A última hora de la tarde, Sally salió a comprar los artículos que consideraba esenciales para su tarea. No volvió hasta casi el anochecer. Subió a ver Ashley, que parecía extrañamente aburrida, tendida en su cama leyendo, luego se preguntó dónde estaría Hope y oyó a Catherine en la cocina. Finalmente telefoneó a Scott.
– ¿Sí?
– Soy Sally.
– ¿Todo bien?
– Sí. Ha sido un día normal -mintió, sin mencionar el episodio de la mañana-. Aunque tengo mis dudas sobre cuánto durará.
– Entiendo.
– Bien, eso espero. Porque debes venir ahora mismo.
– ¿Ahora…? -vaciló él.
– Es hora de actuar. -Sally soltó una risita sin humor, como dominada por un frío cinismo-. Me parece que hemos estado de acuerdo más veces en estas últimas semanas que cuando estábamos casados.
También Scott rió tristemente.
– Es una extraña manera de ver las cosas. Pero cuando estábamos juntos, bueno, hubo momentos en que no estuvo tan mal.
– Tú no vivías en una mentira como vivía yo.
– «Mentira» es una palabra fuerte.
– Mira, Scott, no quiero librar de nuevo batallas pasadas, no tiene sentido.
Hubo un silencio.
– Nos estamos distrayendo -añadió Sally-. No se trata de dónde estábamos, sino de adonde podemos ir o incluso de quiénes somos. Y, lo más importante, se trata de Ashley.
– De acuerdo -dijo él, percibiendo los enormes pantanos emocionales que los separaban y de los que nunca hablarían.
– Tengo un plan -informó Sally.
– Me alegro -respondió él tras inspirar profundamente. No estaba seguro de decirlo en serio.
– No sé si es bueno, ni si funcionará…
– Oigámoslo.
– No deberíamos hablarlo por teléfono. Al menos por esta línea.

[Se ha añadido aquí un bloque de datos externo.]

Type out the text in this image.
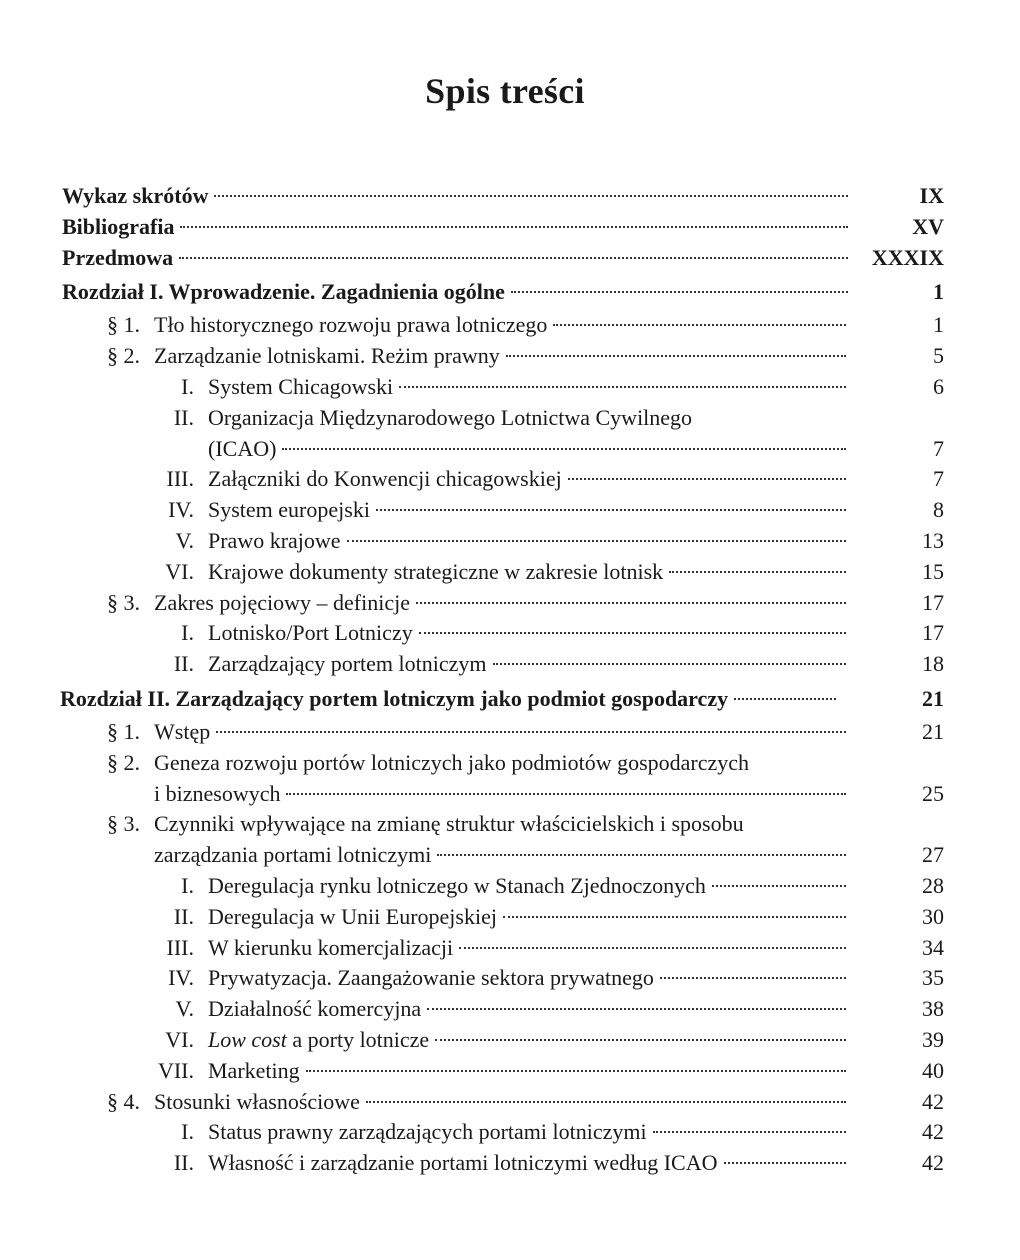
Spis treści
Wykaz skrótów	IX
Bibliografia	XV
Przedmowa	XXXIX
Rozdział I. Wprowadzenie. Zagadnienia ogólne	1
§ 1. Tło historycznego rozwoju prawa lotniczego	1
§ 2. Zarządzanie lotniskami. Reżim prawny	5
I. System Chicagowski	6
II. Organizacja Międzynarodowego Lotnictwa Cywilnego
(ICAO)	7
III. Załączniki do Konwencji chicagowskiej	7
IV. System europejski	8
V. Prawo krajowe	13
VI. Krajowe dokumenty strategiczne w zakresie lotnisk	15
§ 3. Zakres pojęciowy – definicje	17
I. Lotnisko/Port Lotniczy	17
II. Zarządzający portem lotniczym	18
Rozdział II. Zarządzający portem lotniczym jako podmiot gospodarczy	21
§ 1. Wstęp	21
§ 2. Geneza rozwoju portów lotniczych jako podmiotów gospodarczych
i biznesowych	25
§ 3. Czynniki wpływające na zmianę struktur właścicielskich i sposobu
zarządzania portami lotniczymi	27
I. Deregulacja rynku lotniczego w Stanach Zjednoczonych	28
II. Deregulacja w Unii Europejskiej	30
III. W kierunku komercjalizacji	34
IV. Prywatyzacja. Zaangażowanie sektora prywatnego	35
V. Działalność komercyjna	38
VI. Low cost a porty lotnicze	39
VII. Marketing	40
§ 4. Stosunki własnościowe	42
I. Status prawny zarządzających portami lotniczymi	42
II. Własność i zarządzanie portami lotniczymi według ICAO	42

– Por supuesto que no -asintió él sin estar seguro-. Salgo para ahí ahora mismo.
Colgó y pensó que había algo horrible en las rutinas de la vida. Al dictar clases, al vivir en soledad con todos los fantasmas de estadistas, militares y políticos que poblaban sus cursos, su propia existencia era completamente predecible. Comprendió que eso iba a cambiar.

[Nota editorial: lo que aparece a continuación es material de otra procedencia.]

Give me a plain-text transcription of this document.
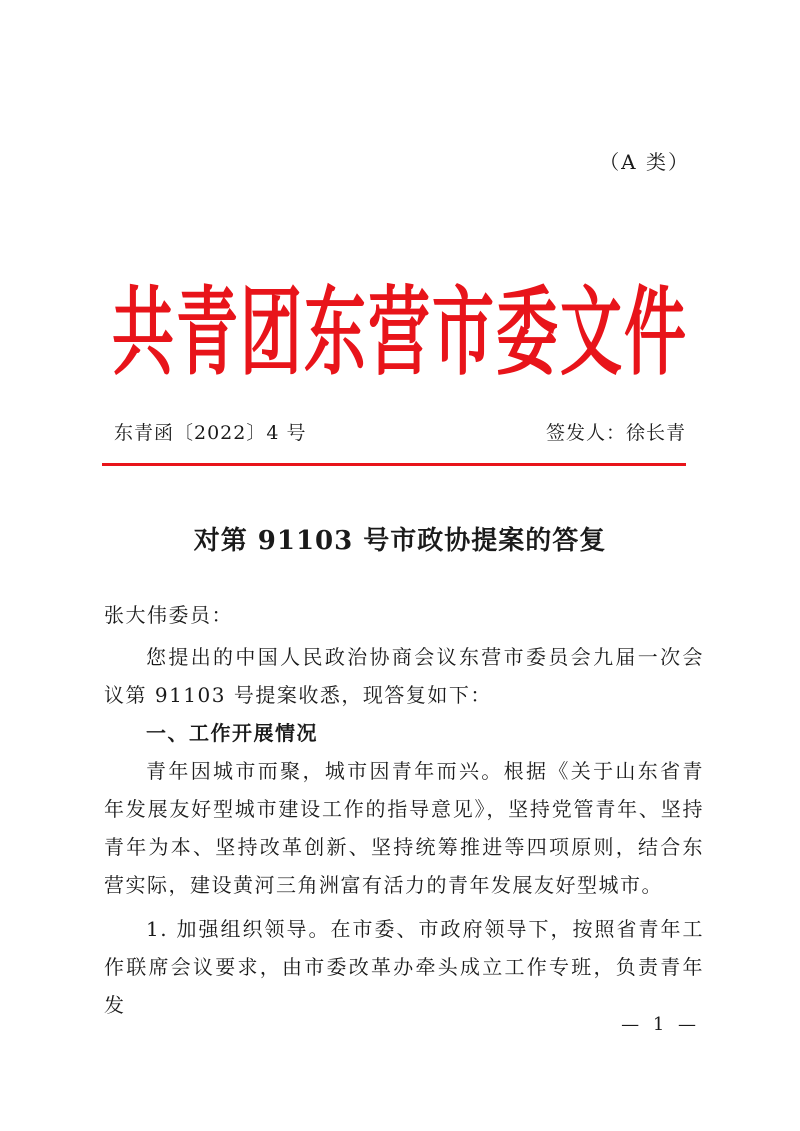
（A 类）
共青团东营市委文件
东青函〔2022〕4 号	签发人：徐长青
对第 91103 号市政协提案的答复

张大伟委员：

您提出的中国人民政治协商会议东营市委员会九届一次会议第 91103 号提案收悉，现答复如下：

一、工作开展情况

青年因城市而聚，城市因青年而兴。根据《关于山东省青年发展友好型城市建设工作的指导意见》，坚持党管青年、坚持青年为本、坚持改革创新、坚持统筹推进等四项原则，结合东营实际，建设黄河三角洲富有活力的青年发展友好型城市。

1. 加强组织领导。在市委、市政府领导下，按照省青年工作联席会议要求，由市委改革办牵头成立工作专班，负责青年发

— 1 —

Hope regresó a casa antes de que llegara Scott. Había salido a dar un paseo y reflexionar sobre lo que estaba pasando. Encontró a Sally en el salón, repasando unas hojas, bolígrafo en mano.
– Tengo un plan -dijo mirando a Hope-. No estoy segura de que funcione. Scott viene de camino y podemos repasarlo juntos.

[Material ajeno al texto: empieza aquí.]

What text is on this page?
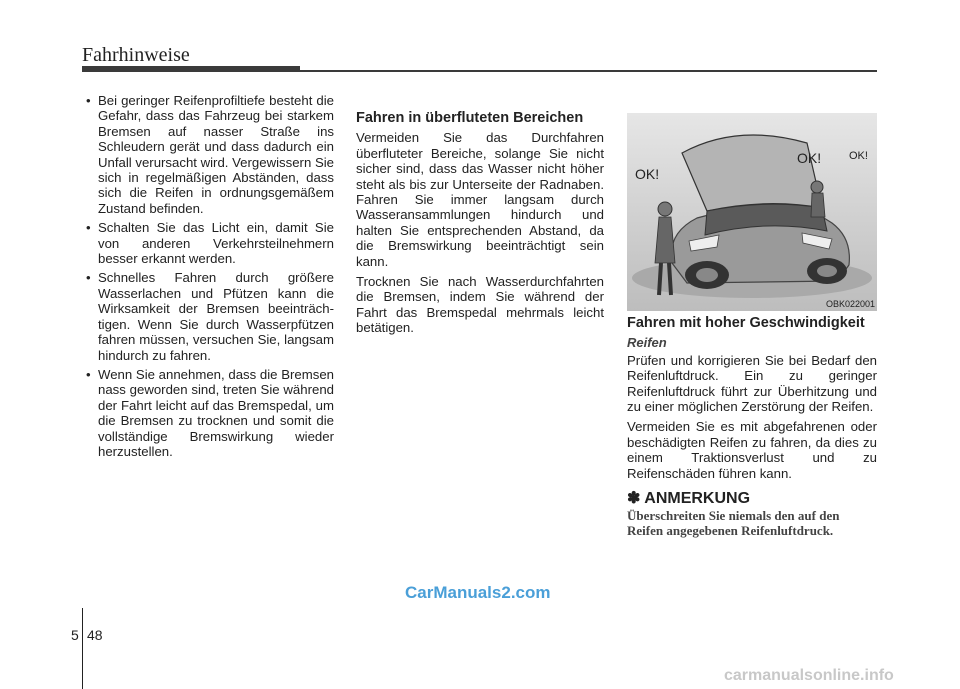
Fahrhinweise
• Bei geringer Reifenprofiltiefe besteht die Gefahr, dass das Fahrzeug bei starkem Bremsen auf nasser Straße ins Schleudern gerät und dass dadurch ein Unfall verursacht wird. Vergewissern Sie sich in regelmäßigen Abständen, dass sich die Reifen in ordnungsgemäßem Zustand befinden.
• Schalten Sie das Licht ein, damit Sie von anderen Verkehrsteilnehmern besser erkannt werden.
• Schnelles Fahren durch größere Wasserlachen und Pfützen kann die Wirksamkeit der Bremsen beeinträch-tigen. Wenn Sie durch Wasserpfützen fahren müssen, versuchen Sie, langsam hindurch zu fahren.
• Wenn Sie annehmen, dass die Bremsen nass geworden sind, treten Sie während der Fahrt leicht auf das Bremspedal, um die Bremsen zu trocknen und somit die vollständige Bremswirkung wieder herzustellen.
Fahren in überfluteten Bereichen

Vermeiden Sie das Durchfahren überfluteter Bereiche, solange Sie nicht sicher sind, dass das Wasser nicht höher steht als bis zur Unterseite der Radnaben. Fahren Sie immer langsam durch Wasseransammlungen hindurch und halten Sie entsprechenden Abstand, da die Bremswirkung beeinträchtigt sein kann.

Trocknen Sie nach Wasserdurchfahrten die Bremsen, indem Sie während der Fahrt das Bremspedal mehrmals leicht betätigen.

OK!
OK!	OK!
OBK022001
Fahren mit hoher Geschwindigkeit
Reifen

Prüfen und korrigieren Sie bei Bedarf den Reifenluftdruck. Ein zu geringer Reifenluftdruck führt zur Überhitzung und zu einer möglichen Zerstörung der Reifen.

Vermeiden Sie es mit abgefahrenen oder beschädigten Reifen zu fahren, da dies zu einem Traktionsverlust und zu Reifenschäden führen kann.

✽ ANMERKUNG
Überschreiten Sie niemals den auf den Reifen angegebenen Reifenluftdruck.
CarManuals2.com
5 48
carmanualsonline.info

– ¿Dónde están Ashley y mi madre?
– Arriba, enfurruñadas. No les hace gracia ser excluidas de las sesiones.
– A mi madre no le hace gracia que la excluyan de nada, lo cual resulta curioso para tratarse de alguien que se ha pasado años viviendo sola en los bosques de Vermont, pero ahí la tienes. Así es como es… -Hope vaciló.
– ¿Qué ocurre?
Hope meneó la cabeza.
– No lo sé exactamente. Ella está haciendo lo que le pedimos, ¿no? Pues ése no es su estilo. Siempre ha sido una especie de lobo solitario, la clase de persona a la que le importa un pimiento lo que piensen los demás. Y ahora esta aparente docilidad… bueno, no sé si podemos confiar en que haga exactamente lo que le pedimos. Es una mujer impredecible y testaruda. Es lo que mi padre amaba de ella, y yo también, excepto que en ocasiones, en mi adolescencia, me ponía las cosas muy difíciles.
Sally sonrió.
– No me parece que seáis tan diferentes.
Hope se encogió de hombros y soltó una risita.
– Supongo que no.
– ¿Y no crees que yo también me sentí atraída por esas cualidades?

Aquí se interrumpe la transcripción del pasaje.